Chris Clarke recently had a very good post about the troubled relationship between environmentalism and feminism. Specifically, he pointed out that many of the lifestyle changes advocated by environmentalists, such as giving up energy-intensive modern conveniences, entail an increase in the sort of domestic work that has traditionally been assigned to women. Thus, pursuing environmentalism without attention to feminism will increase women's oppression.

The main blame for such counter-progressive impacts must, of course, rest on male privilege. Men who advocate environmentalist lifestyles can conveniently forget how their programs depend on exploiting women's labor. But in reflecting on my own "oh yeah, I hadn't thought of that before" reaction, it occurred to me that there was another form of privilege at work -- progressive privilege. Progressive privilege consists in a failure to recognize how things that you advocate will play out for other people due to a mistaken assumption that the world is more progressive in other respects.

Take the case of environmentalist eating habits. My wife and I are (lax) vegetarians and members of a CSA, among other lifestyle changes advocated by environmentalists. Clarke's post highlights how these practices, done in a context of a traditional gender division of labor, can increase women's oppression. However, I would venture to say that my household has a comparatively progressive division of labor. With respect to food issues, I do all of the meal planning and cooking, a good majority of the cleaning, and at least half of the grocery shopping (including picking up our CSA vegetables). Because I'm most familiar with how eco-friendly eating works in my own gender-progressive environment, it's easy to forget how it would play out for other people.

Polyamory/polygamy is another example. When I think about people with multiple partners, what springs to mind for me are several friends (all women) who have/had multiple partners in the northeast/west coast liberal fashion associated with the term "polyamory." In that context, loosening the norm of monogamy is not in conflict with feminism -- indeed, it arguably supports and extends feminism. But of course the environments in which my friends practice polyamory are unusually progressive. It's easy for me to lose sight of the fact that in most of the country, the prevailing unfeminist norms mean that polyamory would become fundamentalist-Mormon-style polygamy, which is oppressive toward women.
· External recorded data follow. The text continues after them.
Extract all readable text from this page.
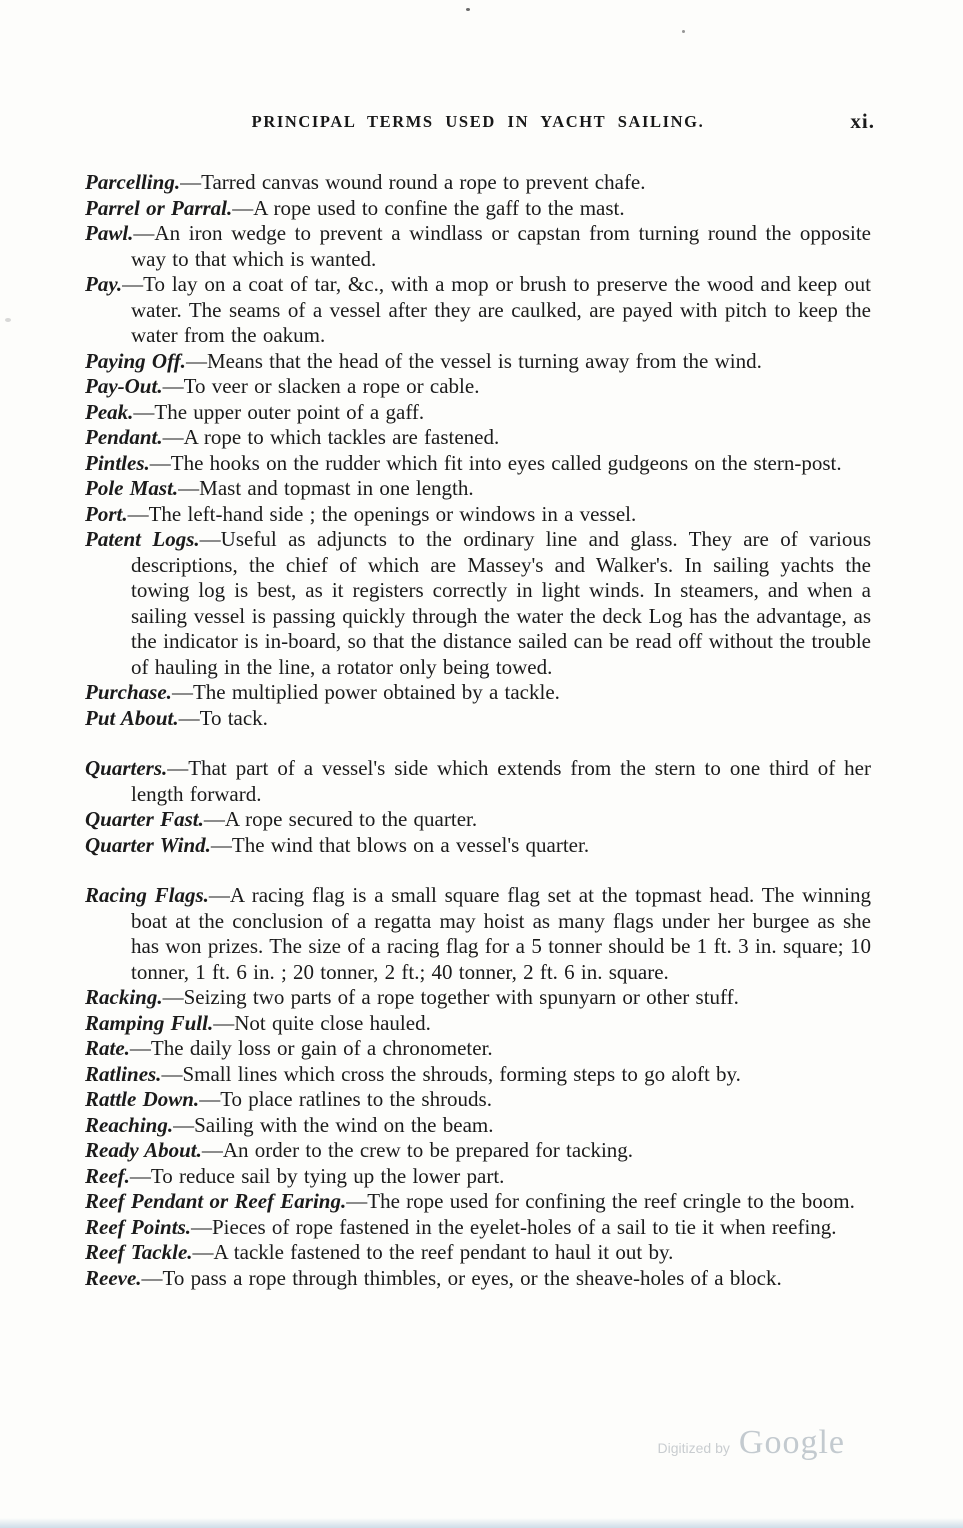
PRINCIPAL TERMS USED IN YACHT SAILING.	xi.

Parcelling.—Tarred canvas wound round a rope to prevent chafe.

Parrel or Parral.—A rope used to confine the gaff to the mast.

Pawl.—An iron wedge to prevent a windlass or capstan from turning round the opposite way to that which is wanted.

Pay.—To lay on a coat of tar, &c., with a mop or brush to preserve the wood and keep out water. The seams of a vessel after they are caulked, are payed with pitch to keep the water from the oakum.

Paying Off.—Means that the head of the vessel is turning away from the wind.

Pay-Out.—To veer or slacken a rope or cable.

Peak.—The upper outer point of a gaff.

Pendant.—A rope to which tackles are fastened.

Pintles.—The hooks on the rudder which fit into eyes called gudgeons on the stern-post.

Pole Mast.—Mast and topmast in one length.

Port.—The left-hand side ; the openings or windows in a vessel.

Patent Logs.—Useful as adjuncts to the ordinary line and glass. They are of various descriptions, the chief of which are Massey's and Walker's. In sailing yachts the towing log is best, as it registers correctly in light winds. In steamers, and when a sailing vessel is passing quickly through the water the deck Log has the advantage, as the indicator is in-board, so that the distance sailed can be read off without the trouble of hauling in the line, a rotator only being towed.

Purchase.—The multiplied power obtained by a tackle.

Put About.—To tack.

Quarters.—That part of a vessel's side which extends from the stern to one third of her length forward.

Quarter Fast.—A rope secured to the quarter.

Quarter Wind.—The wind that blows on a vessel's quarter.

Racing Flags.—A racing flag is a small square flag set at the topmast head. The winning boat at the conclusion of a regatta may hoist as many flags under her burgee as she has won prizes. The size of a racing flag for a 5 tonner should be 1 ft. 3 in. square; 10 tonner, 1 ft. 6 in. ; 20 tonner, 2 ft.; 40 tonner, 2 ft. 6 in. square.

Racking.—Seizing two parts of a rope together with spunyarn or other stuff.

Ramping Full.—Not quite close hauled.

Rate.—The daily loss or gain of a chronometer.

Ratlines.—Small lines which cross the shrouds, forming steps to go aloft by.

Rattle Down.—To place ratlines to the shrouds.

Reaching.—Sailing with the wind on the beam.

Ready About.—An order to the crew to be prepared for tacking.

Reef.—To reduce sail by tying up the lower part.

Reef Pendant or Reef Earing.—The rope used for confining the reef cringle to the boom.

Reef Points.—Pieces of rope fastened in the eyelet-holes of a sail to tie it when reefing.

Reef Tackle.—A tackle fastened to the reef pendant to haul it out by.

Reeve.—To pass a rope through thimbles, or eyes, or the sheave-holes of a block.

Digitized by Google
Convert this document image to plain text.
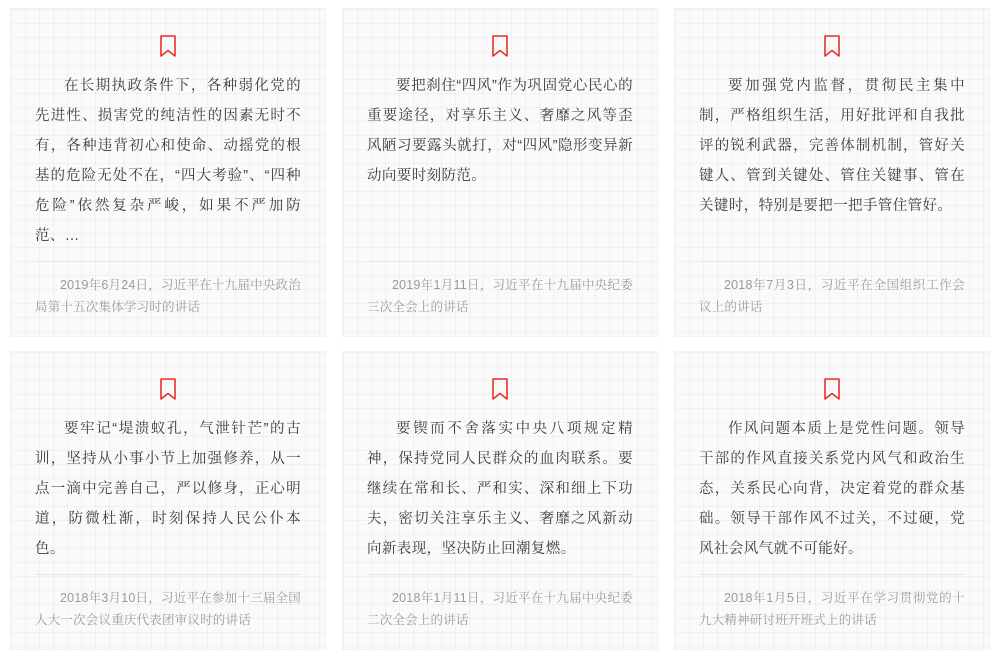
在长期执政条件下，各种弱化党的先进性、损害党的纯洁性的因素无时不有，各种违背初心和使命、动摇党的根基的危险无处不在，“四大考验”、“四种危险”依然复杂严峻，如果不严加防范、…

2019年6月24日，习近平在十九届中央政治局第十五次集体学习时的讲话

要把刹住“四风”作为巩固党心民心的重要途径，对享乐主义、奢靡之风等歪风陋习要露头就打，对“四风”隐形变异新动向要时刻防范。

2019年1月11日，习近平在十九届中央纪委三次全会上的讲话

要加强党内监督，贯彻民主集中制，严格组织生活，用好批评和自我批评的锐利武器，完善体制机制，管好关键人、管到关键处、管住关键事、管在关键时，特别是要把一把手管住管好。

2018年7月3日，习近平在全国组织工作会议上的讲话

要牢记“堤溃蚁孔，气泄针芒”的古训，坚持从小事小节上加强修养，从一点一滴中完善自己，严以修身，正心明道，防微杜渐，时刻保持人民公仆本色。

2018年3月10日，习近平在参加十三届全国人大一次会议重庆代表团审议时的讲话

要锲而不舍落实中央八项规定精神，保持党同人民群众的血肉联系。要继续在常和长、严和实、深和细上下功夫，密切关注享乐主义、奢靡之风新动向新表现，坚决防止回潮复燃。

2018年1月11日，习近平在十九届中央纪委二次全会上的讲话

作风问题本质上是党性问题。领导干部的作风直接关系党内风气和政治生态，关系民心向背，决定着党的群众基础。领导干部作风不过关，不过硬，党风社会风气就不可能好。

2018年1月5日，习近平在学习贯彻党的十九大精神研讨班开班式上的讲话
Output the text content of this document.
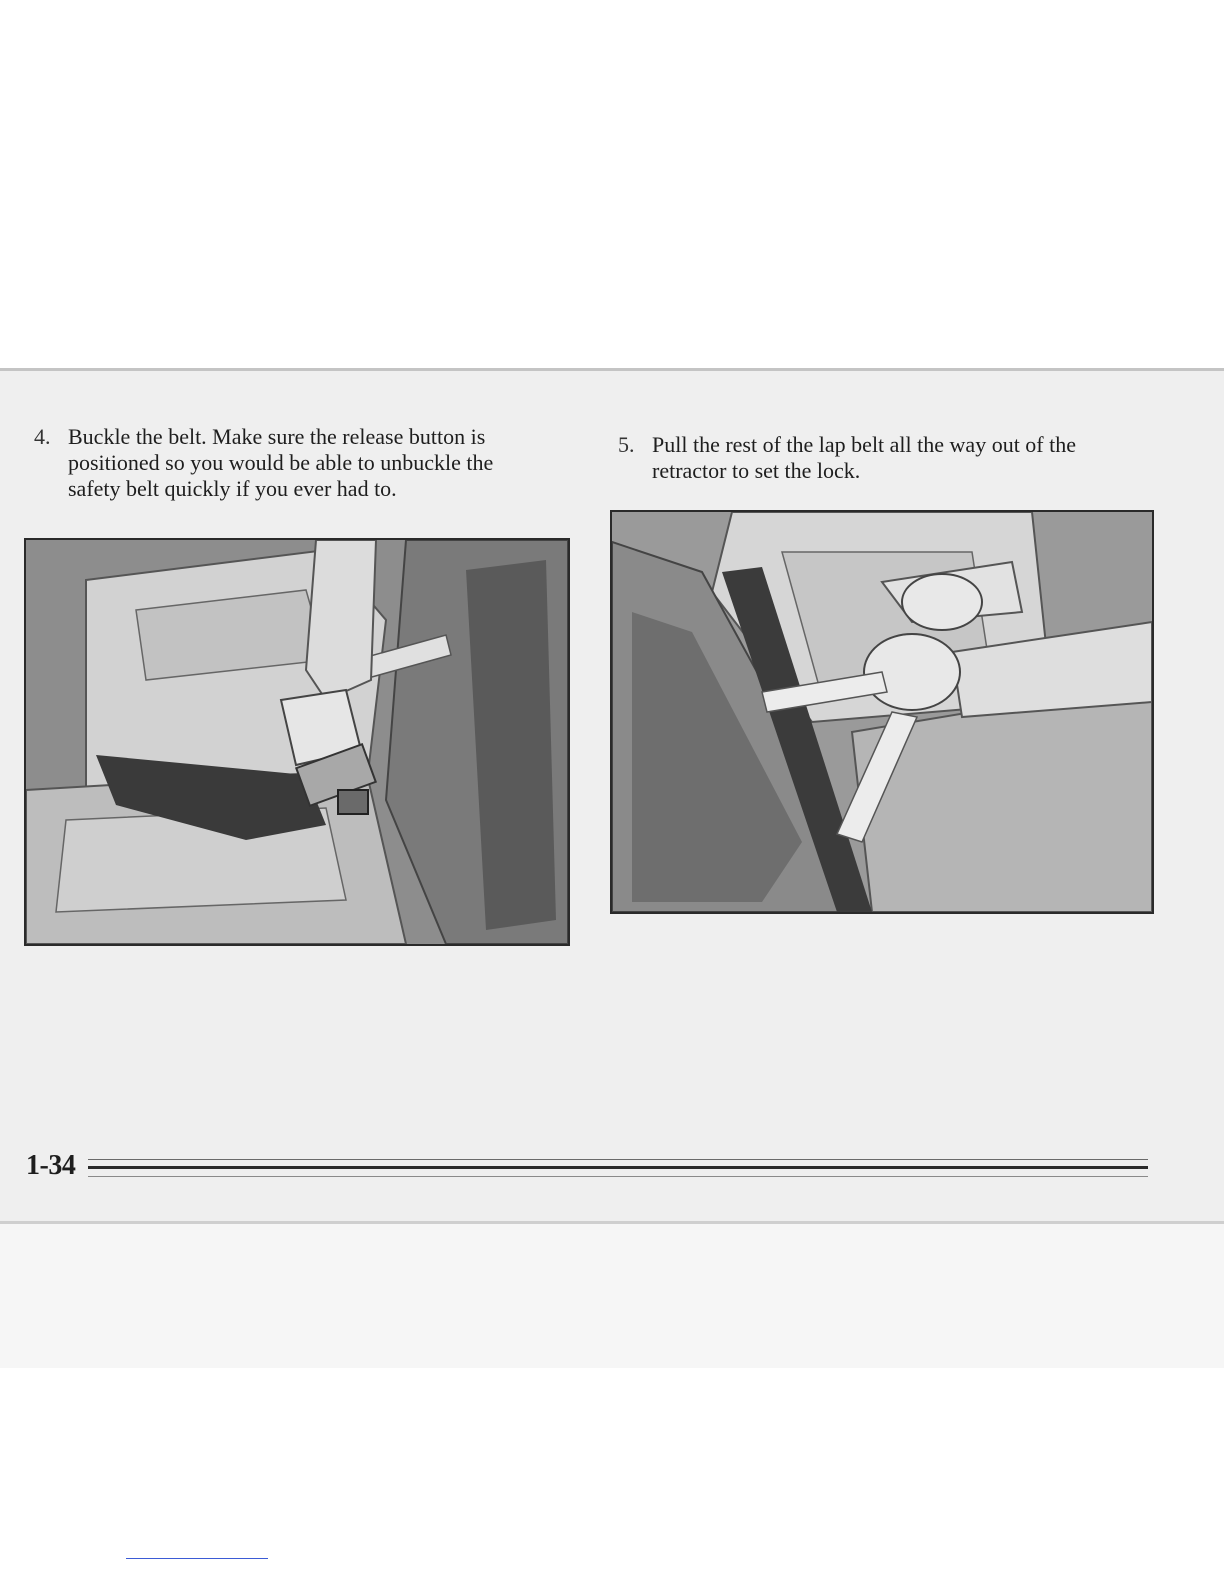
4. Buckle the belt. Make sure the release button is positioned so you would be able to unbuckle the safety belt quickly if you ever had to.
5. Pull the rest of the lap belt all the way out of the retractor to set the lock.
1-34
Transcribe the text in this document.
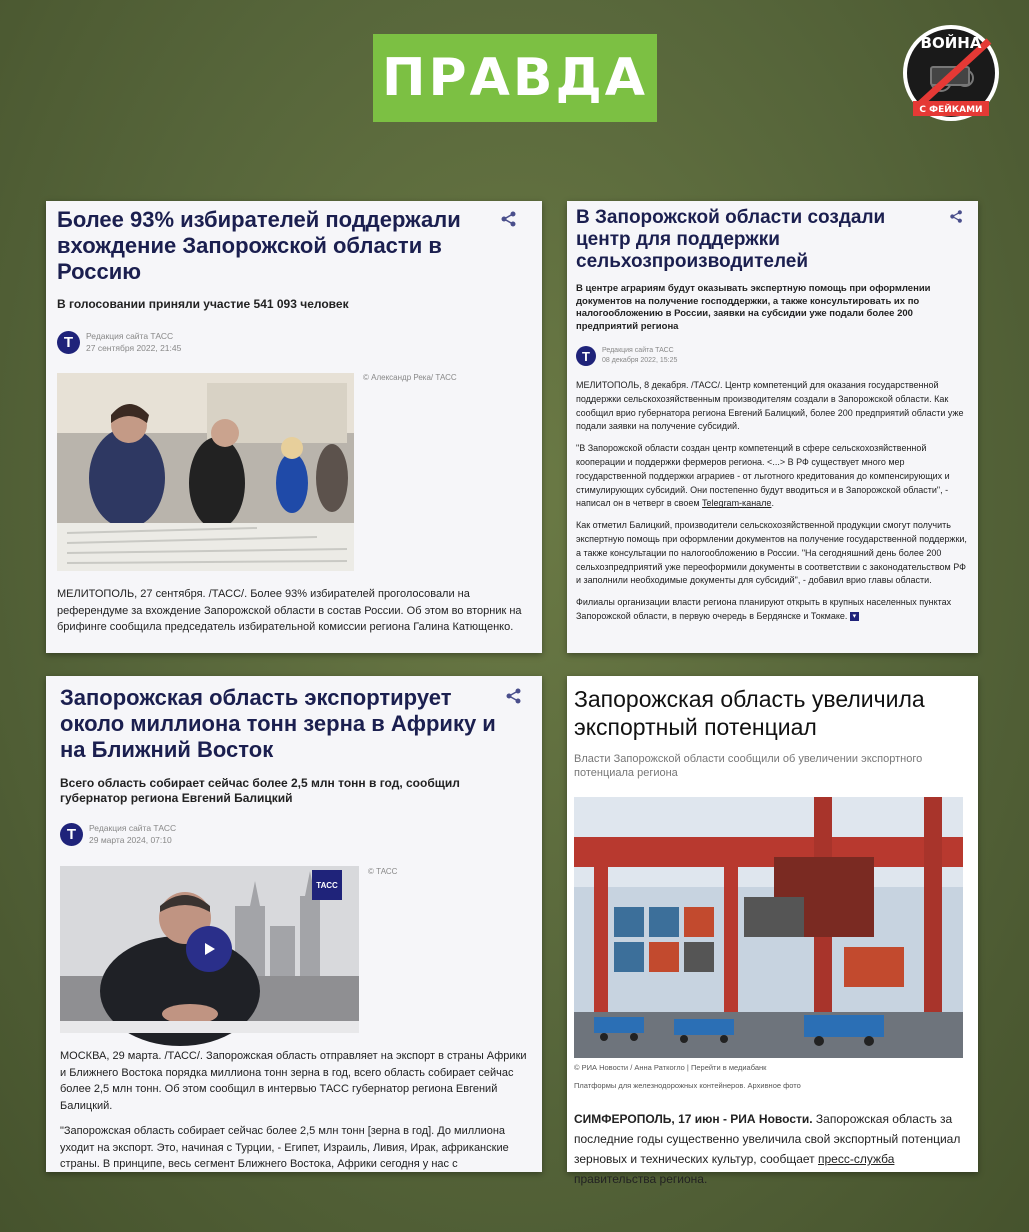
ПРАВДА
ВОЙНА
С ФЕЙКАМИ
Более 93% избирателей поддержали вхождение Запорожской области в Россию

В голосовании приняли участие 541 093 человек

T	Редакция сайта ТАСС
27 сентября 2022, 21:45
© Александр Река/ ТАСС

МЕЛИТОПОЛЬ, 27 сентября. /ТАСС/. Более 93% избирателей проголосовали на референдуме за вхождение Запорожской области в состав России. Об этом во вторник на брифинге сообщила председатель избирательной комиссии региона Галина Катющенко.

В Запорожской области создали центр для поддержки сельхозпроизводителей

В центре аграриям будут оказывать экспертную помощь при оформлении документов на получение господдержки, а также консультировать их по налогообложению в России, заявки на субсидии уже подали более 200 предприятий региона

T	Редакция сайта ТАСС
08 декабря 2022, 15:25

МЕЛИТОПОЛЬ, 8 декабря. /ТАСС/. Центр компетенций для оказания государственной поддержки сельскохозяйственным производителям создали в Запорожской области. Как сообщил врио губернатора региона Евгений Балицкий, более 200 предприятий области уже подали заявки на получение субсидий.

"В Запорожской области создан центр компетенций в сфере сельскохозяйственной кооперации и поддержки фермеров региона. <...> В РФ существует много мер государственной поддержки аграриев - от льготного кредитования до компенсирующих и стимулирующих субсидий. Они постепенно будут вводиться и в Запорожской области", - написал он в четверг в своем Telegram-канале.

Как отметил Балицкий, производители сельскохозяйственной продукции смогут получить экспертную помощь при оформлении документов на получение государственной поддержки, а также консультации по налогообложению в России. "На сегодняшний день более 200 сельхозпредприятий уже переоформили документы в соответствии с законодательством РФ и заполнили необходимые документы для субсидий", - добавил врио главы области.

Филиалы организации власти региона планируют открыть в крупных населенных пунктах Запорожской области, в первую очередь в Бердянске и Токмаке. ▾

Запорожская область экспортирует около миллиона тонн зерна в Африку и на Ближний Восток

Всего область собирает сейчас более 2,5 млн тонн в год, сообщил губернатор региона Евгений Балицкий

T	Редакция сайта ТАСС
29 марта 2024, 07:10
ТАСС
© ТАСС

МОСКВА, 29 марта. /ТАСС/. Запорожская область отправляет на экспорт в страны Африки и Ближнего Востока порядка миллиона тонн зерна в год, всего область собирает сейчас более 2,5 млн тонн. Об этом сообщил в интервью ТАСС губернатор региона Евгений Балицкий.

"Запорожская область собирает сейчас более 2,5 млн тонн [зерна в год]. До миллиона уходит на экспорт. Это, начиная с Турции, - Египет, Израиль, Ливия, Ирак, африканские страны. В принципе, весь сегмент Ближнего Востока, Африки сегодня у нас с

Запорожская область увеличила экспортный потенциал

Власти Запорожской области сообщили об увеличении экспортного потенциала региона

© РИА Новости / Анна Раткогло | Перейти в медиабанк
Платформы для железнодорожных контейнеров. Архивное фото

СИМФЕРОПОЛЬ, 17 июн - РИА Новости. Запорожская область за последние годы существенно увеличила свой экспортный потенциал зерновых и технических культур, сообщает пресс-служба правительства региона.
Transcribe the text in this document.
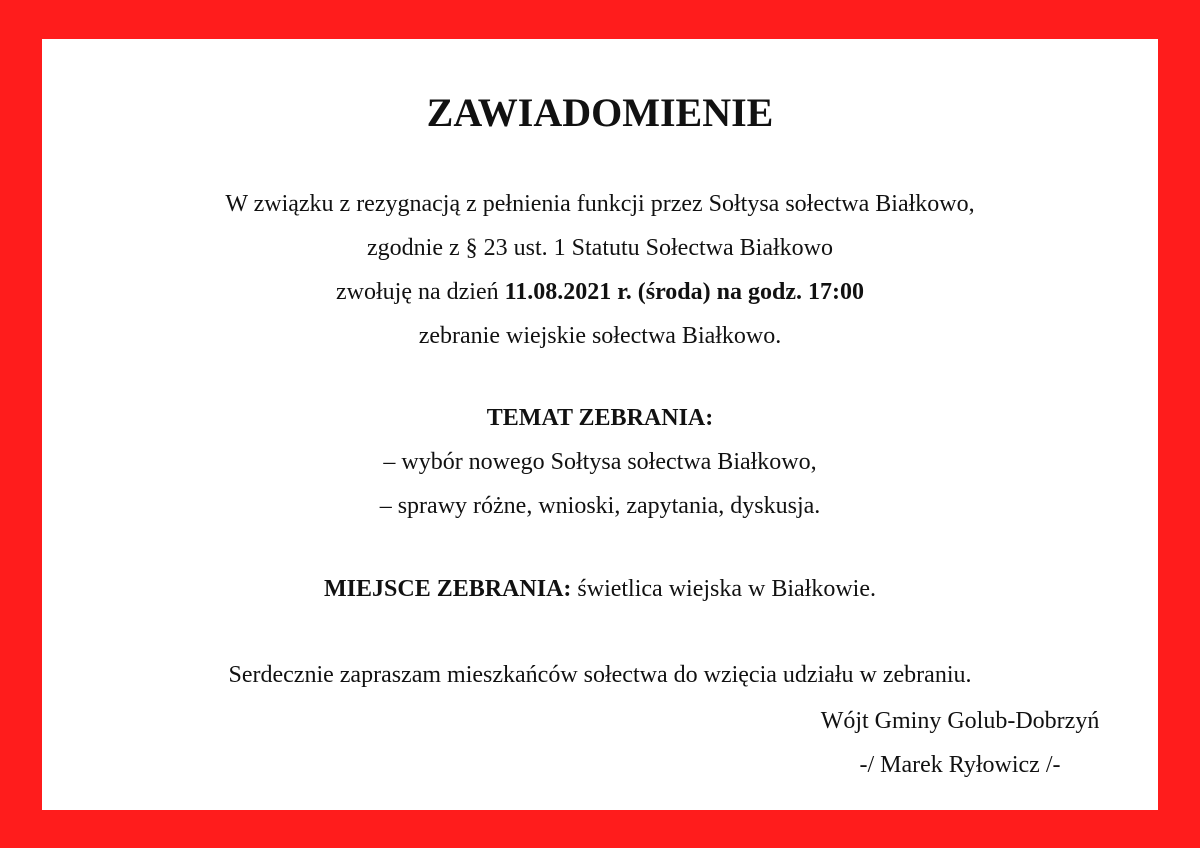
ZAWIADOMIENIE

W związku z rezygnacją z pełnienia funkcji przez Sołtysa sołectwa Białkowo,

zgodnie z § 23 ust. 1 Statutu Sołectwa Białkowo

zwołuję na dzień 11.08.2021 r. (środa) na godz. 17:00

zebranie wiejskie sołectwa Białkowo.

TEMAT ZEBRANIA:

– wybór nowego Sołtysa sołectwa Białkowo,

– sprawy różne, wnioski, zapytania, dyskusja.

MIEJSCE ZEBRANIA: świetlica wiejska w Białkowie.

Serdecznie zapraszam mieszkańców sołectwa do wzięcia udziału w zebraniu.

Wójt Gminy Golub-Dobrzyń

-/ Marek Ryłowicz /-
This is not to say that advocating eco-friendly eating or acceptance of polyamory is wrong. Indeed, progressive privilege is rooted in the fact that these things are not detrimental to the feminist cause when practiced in conjunction with feminism. The point is that progressive successes can make us lax about remembering the importance of pursuing progressivism as an interconnected whole rather than as a set of separate issues.